1. Summary of field operations, yields, and weed pressure involved in transitioning a four-year grain/forage system to organic certification
All data needed for this summary has been collected and is being compiled into a paper intended for publication in a peer-reviewed scientific journal.
2. Demonstration of ability to modify cation ratios of soils for greenhouse experiments
Though the process proved hard to control precisely, modification of methods developed by other researchers resulted in the creation of soils with cation ratios significantly different from those of the baseline soil.
3. Comparison of effects of BCSR and SLAN fertility management systems on insect pests in the greenhouse
Greenhouse trials were conducted as described with modified soils, soybean plants, and two different insect pests.
4. Comparison of effects of BCSR and SLAN fertility management systems on insect pests, plants, and soils in large experimental plots
Four field seasons of data have now been collected and most analyses completed; results are being compiled into a paper intended for publication in a peer-reviewed scientific journal.
5. Scientific knowledge required to support informed choice of organic fertility management program
Results from greenhouse and field trials together may prompt growers to change their methods.
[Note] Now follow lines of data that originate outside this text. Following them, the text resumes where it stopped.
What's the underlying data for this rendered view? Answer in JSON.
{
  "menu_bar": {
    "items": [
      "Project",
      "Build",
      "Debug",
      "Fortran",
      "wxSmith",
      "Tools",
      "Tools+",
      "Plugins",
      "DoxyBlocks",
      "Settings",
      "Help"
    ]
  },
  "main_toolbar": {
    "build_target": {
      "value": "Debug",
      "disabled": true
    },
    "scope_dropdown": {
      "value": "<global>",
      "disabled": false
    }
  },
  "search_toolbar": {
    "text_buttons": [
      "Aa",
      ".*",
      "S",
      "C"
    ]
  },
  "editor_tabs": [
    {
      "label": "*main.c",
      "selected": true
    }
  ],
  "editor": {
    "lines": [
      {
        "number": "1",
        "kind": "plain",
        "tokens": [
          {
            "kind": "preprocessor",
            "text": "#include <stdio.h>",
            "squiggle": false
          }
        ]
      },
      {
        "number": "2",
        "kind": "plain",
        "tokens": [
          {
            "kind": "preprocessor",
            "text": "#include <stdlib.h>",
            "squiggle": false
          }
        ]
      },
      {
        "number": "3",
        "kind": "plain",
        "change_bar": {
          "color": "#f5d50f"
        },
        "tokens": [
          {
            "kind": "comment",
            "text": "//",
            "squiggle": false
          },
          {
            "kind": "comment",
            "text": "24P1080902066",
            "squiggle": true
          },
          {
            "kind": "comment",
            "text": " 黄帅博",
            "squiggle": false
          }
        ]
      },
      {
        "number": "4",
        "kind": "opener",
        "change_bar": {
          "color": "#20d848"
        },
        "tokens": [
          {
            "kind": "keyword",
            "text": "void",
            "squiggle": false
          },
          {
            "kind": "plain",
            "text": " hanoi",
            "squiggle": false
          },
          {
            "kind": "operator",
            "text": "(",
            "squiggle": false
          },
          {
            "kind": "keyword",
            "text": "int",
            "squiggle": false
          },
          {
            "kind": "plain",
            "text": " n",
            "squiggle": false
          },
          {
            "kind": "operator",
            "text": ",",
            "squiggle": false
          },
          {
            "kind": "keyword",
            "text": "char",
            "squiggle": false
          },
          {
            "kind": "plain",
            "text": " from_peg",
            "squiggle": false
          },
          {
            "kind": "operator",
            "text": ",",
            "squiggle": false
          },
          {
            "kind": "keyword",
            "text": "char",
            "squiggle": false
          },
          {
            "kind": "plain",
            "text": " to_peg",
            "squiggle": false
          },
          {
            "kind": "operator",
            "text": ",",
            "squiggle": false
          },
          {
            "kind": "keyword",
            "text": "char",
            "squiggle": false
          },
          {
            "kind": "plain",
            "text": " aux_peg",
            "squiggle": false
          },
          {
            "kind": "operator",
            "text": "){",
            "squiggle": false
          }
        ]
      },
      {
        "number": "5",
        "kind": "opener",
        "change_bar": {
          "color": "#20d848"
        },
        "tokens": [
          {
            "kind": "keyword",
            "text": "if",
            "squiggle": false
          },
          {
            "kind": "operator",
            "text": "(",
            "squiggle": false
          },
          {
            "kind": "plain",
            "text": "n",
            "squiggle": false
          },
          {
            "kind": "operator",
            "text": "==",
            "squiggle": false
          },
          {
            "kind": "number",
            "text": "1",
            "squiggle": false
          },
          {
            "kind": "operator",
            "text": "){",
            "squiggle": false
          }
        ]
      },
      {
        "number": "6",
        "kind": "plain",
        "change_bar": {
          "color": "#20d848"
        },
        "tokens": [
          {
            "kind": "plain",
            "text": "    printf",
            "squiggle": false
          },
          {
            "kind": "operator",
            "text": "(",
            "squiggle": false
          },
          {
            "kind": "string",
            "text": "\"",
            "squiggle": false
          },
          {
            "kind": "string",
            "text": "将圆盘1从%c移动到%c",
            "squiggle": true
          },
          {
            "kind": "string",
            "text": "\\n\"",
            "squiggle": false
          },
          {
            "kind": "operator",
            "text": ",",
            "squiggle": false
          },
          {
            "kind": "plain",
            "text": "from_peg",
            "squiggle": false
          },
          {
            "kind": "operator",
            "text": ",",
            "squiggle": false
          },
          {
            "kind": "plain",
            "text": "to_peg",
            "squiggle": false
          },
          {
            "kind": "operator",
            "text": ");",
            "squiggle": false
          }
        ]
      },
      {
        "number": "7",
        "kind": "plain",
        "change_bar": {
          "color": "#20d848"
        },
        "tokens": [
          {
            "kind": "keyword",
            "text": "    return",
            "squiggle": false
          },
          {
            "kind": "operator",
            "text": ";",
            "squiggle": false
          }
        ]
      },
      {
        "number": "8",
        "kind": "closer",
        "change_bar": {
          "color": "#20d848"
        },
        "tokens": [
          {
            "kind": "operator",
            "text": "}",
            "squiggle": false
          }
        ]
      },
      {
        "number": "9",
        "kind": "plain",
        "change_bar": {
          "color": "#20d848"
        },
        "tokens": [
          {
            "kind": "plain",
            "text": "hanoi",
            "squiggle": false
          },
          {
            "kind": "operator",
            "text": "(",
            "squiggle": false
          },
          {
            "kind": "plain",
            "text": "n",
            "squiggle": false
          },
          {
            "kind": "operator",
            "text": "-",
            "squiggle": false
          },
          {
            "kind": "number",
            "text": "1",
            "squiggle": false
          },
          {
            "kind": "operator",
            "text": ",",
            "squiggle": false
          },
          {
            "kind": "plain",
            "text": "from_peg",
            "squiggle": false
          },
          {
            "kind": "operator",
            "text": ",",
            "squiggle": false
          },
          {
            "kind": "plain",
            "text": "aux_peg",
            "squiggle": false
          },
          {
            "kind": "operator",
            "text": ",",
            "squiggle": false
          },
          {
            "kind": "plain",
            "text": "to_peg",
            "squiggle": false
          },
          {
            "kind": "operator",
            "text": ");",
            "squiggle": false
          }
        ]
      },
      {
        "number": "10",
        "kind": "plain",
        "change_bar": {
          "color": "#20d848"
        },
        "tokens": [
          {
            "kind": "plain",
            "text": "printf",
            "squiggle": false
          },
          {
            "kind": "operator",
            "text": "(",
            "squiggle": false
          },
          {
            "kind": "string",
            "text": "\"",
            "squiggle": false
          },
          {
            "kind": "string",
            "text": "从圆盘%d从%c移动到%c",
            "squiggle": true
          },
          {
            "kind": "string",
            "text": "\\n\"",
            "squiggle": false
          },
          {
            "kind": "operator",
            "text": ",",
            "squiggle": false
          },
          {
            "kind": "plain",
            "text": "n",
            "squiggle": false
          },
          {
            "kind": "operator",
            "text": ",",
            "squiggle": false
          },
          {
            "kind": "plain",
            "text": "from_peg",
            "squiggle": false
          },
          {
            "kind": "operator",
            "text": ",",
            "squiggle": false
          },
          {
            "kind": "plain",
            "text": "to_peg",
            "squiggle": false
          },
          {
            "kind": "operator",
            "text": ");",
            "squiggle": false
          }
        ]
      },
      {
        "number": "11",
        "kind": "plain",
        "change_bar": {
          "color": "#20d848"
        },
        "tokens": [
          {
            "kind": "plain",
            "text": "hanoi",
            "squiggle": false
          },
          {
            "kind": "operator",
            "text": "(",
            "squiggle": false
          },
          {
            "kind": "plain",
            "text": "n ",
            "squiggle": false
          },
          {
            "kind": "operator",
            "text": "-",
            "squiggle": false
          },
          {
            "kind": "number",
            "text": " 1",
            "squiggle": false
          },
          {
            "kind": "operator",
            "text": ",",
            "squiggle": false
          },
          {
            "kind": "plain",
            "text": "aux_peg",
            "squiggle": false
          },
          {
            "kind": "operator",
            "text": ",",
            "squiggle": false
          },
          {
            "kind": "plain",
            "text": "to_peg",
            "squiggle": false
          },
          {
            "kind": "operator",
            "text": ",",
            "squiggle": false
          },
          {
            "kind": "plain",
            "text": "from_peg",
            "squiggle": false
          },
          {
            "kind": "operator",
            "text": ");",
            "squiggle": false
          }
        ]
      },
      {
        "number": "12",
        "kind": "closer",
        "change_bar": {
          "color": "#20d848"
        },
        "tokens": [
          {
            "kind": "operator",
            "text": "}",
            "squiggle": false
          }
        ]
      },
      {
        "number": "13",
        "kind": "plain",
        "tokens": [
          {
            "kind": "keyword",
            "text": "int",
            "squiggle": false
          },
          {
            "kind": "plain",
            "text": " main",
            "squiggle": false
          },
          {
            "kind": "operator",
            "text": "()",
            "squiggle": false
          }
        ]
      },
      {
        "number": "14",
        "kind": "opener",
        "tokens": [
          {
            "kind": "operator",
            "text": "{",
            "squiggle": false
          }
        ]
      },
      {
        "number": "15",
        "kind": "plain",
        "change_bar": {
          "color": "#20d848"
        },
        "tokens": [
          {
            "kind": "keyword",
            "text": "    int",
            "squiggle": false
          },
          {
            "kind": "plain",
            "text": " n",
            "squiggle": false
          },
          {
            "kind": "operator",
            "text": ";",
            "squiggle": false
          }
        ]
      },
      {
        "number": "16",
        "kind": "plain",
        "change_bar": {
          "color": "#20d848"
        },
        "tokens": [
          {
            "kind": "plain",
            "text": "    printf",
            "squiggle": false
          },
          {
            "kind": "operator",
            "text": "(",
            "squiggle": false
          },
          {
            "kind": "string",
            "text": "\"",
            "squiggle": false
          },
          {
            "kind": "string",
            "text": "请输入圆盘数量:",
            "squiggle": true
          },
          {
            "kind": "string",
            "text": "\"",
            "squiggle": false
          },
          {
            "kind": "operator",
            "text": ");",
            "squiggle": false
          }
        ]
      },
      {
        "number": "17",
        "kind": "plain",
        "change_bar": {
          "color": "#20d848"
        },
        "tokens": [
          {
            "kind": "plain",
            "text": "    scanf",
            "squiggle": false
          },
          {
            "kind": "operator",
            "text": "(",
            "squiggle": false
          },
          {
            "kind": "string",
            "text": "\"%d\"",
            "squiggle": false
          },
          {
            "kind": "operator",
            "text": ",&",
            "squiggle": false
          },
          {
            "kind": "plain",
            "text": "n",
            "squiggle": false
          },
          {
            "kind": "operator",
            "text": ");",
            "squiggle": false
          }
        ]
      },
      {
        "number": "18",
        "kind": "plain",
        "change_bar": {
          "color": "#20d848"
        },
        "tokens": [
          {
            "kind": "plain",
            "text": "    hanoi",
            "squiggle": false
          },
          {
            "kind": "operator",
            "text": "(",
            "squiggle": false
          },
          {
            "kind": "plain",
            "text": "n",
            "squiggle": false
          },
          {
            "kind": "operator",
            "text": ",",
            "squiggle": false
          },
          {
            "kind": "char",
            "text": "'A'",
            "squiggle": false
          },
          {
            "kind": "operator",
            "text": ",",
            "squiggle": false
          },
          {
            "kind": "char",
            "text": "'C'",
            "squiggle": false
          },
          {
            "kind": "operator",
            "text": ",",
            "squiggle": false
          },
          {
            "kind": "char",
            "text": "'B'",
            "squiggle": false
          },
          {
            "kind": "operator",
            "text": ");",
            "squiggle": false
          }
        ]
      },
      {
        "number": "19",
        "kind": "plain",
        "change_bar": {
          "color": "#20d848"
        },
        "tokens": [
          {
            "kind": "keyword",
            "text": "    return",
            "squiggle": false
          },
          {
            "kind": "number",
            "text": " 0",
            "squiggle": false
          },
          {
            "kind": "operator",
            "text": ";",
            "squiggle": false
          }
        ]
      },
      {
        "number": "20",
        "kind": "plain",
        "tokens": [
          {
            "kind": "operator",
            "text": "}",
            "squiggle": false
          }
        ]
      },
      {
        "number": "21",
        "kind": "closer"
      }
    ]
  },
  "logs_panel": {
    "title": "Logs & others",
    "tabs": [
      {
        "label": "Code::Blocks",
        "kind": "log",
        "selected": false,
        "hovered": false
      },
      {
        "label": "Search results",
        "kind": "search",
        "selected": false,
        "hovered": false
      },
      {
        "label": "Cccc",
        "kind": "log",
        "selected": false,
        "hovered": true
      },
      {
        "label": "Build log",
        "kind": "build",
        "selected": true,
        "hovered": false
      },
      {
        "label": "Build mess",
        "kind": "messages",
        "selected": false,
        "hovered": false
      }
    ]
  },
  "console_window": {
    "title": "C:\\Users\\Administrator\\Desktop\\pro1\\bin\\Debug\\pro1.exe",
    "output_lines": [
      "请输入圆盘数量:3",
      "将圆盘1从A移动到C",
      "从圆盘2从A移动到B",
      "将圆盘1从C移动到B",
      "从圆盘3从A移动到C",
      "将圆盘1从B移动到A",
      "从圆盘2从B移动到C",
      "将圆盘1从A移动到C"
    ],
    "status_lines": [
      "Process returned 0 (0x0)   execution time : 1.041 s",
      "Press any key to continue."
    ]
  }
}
6. Baseline information collected to design effective related experiments on working farms
Some such experiments (e.g., Exner 2007, Schonbeck 2000) have been conducted with great care on the part of both researchers and participating growers, and those studies have not found a benefit to using the BSCR approach. That may because the time scale involved in changing soil cation ratios (not to mention the amounts of calcium inputs and logistics of collecting and analyzing soil, tissue, grain, and insect pest data) is such that work on real farms that might detect cation ratio effects on insects just isn’t feasible. The logistical difficulties involved in the greenhouse and research plot trials reported here certainly confirm the authors’ feeling that a farm-scale trial of sufficient statistical power would be too difficult.
7. Summary of WI grower attitudes and practices with respect to use of BCSR and SLAN approaches.
Creation of modified soils and the subsequent greenhouse trials with soybean plants and insect pests consumed more time than initially expected that conducting and analyzing a proper survey was not feasible. Informal surveys conducted during conference and webinar presentations found that at least 20 percent of attendees (a mixture of growers, researchers, certified crop advisors, and the general public) either used the BCSR approach themselves and/or are familiar with it.